アシストだけでない軸としての動き
苦戦が予想される中、先制ゴールを奪ったのはニュルンベルクだった。8分、清武からのパスをペナルティエリアで受けたフォイルナーが、マンマークに付いたCBナンドの重心をずらして振り向きながら、左足でシュートを放つ。ボールはGKグリュンの右手をかすめながら、ネットに突き刺さった。
ごくかいつまんでしまえば「清武が先制点をアシストした」ということになるのだが、アシストの前と後にも清武は仕事をしている。
先制ゴールへと至る流れのそもそもの始まりは、ボールを持つ相手CBクノッヘに対してFWドリミッチがプレスを掛けたことだった。少し慌てた格好となったクノッへは、弱く浮いたパスを前方にいるボランチのクスタボへと送る。

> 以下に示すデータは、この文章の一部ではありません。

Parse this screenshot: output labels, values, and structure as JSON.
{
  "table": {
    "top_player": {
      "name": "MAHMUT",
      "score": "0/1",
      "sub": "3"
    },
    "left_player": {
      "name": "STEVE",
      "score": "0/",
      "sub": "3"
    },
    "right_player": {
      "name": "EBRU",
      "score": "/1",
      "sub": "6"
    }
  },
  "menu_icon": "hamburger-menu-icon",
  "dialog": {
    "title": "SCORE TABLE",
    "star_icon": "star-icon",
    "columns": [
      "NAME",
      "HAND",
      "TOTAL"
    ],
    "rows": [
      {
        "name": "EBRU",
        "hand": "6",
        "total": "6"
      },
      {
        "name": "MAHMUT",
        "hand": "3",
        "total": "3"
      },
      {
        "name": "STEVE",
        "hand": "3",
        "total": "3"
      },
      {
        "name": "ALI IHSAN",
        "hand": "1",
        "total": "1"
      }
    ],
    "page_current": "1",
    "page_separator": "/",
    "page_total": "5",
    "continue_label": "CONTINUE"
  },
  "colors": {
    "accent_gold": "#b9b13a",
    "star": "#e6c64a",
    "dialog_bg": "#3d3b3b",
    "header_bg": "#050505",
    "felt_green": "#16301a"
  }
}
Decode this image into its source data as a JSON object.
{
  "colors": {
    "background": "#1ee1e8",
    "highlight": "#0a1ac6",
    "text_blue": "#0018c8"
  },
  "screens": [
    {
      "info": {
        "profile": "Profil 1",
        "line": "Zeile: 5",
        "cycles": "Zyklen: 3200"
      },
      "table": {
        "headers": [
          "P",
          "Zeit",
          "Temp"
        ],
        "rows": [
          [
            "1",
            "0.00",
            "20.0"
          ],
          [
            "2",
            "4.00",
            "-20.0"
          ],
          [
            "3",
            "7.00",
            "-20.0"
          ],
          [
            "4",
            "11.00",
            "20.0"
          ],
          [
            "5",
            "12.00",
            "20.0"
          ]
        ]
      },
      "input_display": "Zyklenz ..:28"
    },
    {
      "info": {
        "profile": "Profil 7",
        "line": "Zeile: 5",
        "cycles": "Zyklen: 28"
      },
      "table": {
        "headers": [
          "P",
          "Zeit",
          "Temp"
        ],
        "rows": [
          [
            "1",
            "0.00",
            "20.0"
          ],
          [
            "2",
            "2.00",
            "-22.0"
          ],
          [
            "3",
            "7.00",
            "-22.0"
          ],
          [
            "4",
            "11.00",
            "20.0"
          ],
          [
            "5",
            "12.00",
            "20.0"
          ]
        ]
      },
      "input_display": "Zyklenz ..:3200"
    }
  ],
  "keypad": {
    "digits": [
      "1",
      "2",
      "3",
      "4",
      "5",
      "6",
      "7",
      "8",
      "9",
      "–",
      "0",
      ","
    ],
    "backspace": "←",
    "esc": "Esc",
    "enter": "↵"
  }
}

清武がマークについていたため、グスタボは右足でダイレクトにダブルボランチの相棒、マランダへ送ろうとする。そこを清武がすかさずカットした。
カットしてマランダをかわそうとしたボールをドリミッチがそのまま拾い、流れたボールがサイドを駆け上がった右SBアンガーへ。右サイド深くまで進入したアンガーが、追い縋るロドリゲスとマランダの間を通して折り返したボールを受けたのは、また清武だった。
まさに望みが繋がれ続けたボールを、清武は右足でダイレクトにペナルティエリア内のフォイルナーへと託す。そしてなお清武は走った。ペナルティエリア内へと進入する。基本中の基本のパス&ゴーを行っただけかもしれないが、局面が重要になればなるほど、基本ほど大事なものもない。フォイルナーが振り向くことが出来たのは、清武のフリーランが少なからず相手の注意を引きつけたところもあっただろう。
こうして一連の流れを振り返ってみれば、ニュルンベルクの先制ゴールは清武を軸として生まれていることが良く解る。KickerがBildと同様に「5」ではなく、「4.5」としたのは、先制ゴールを生みだした軸としての清武を評価してのことなのだろう。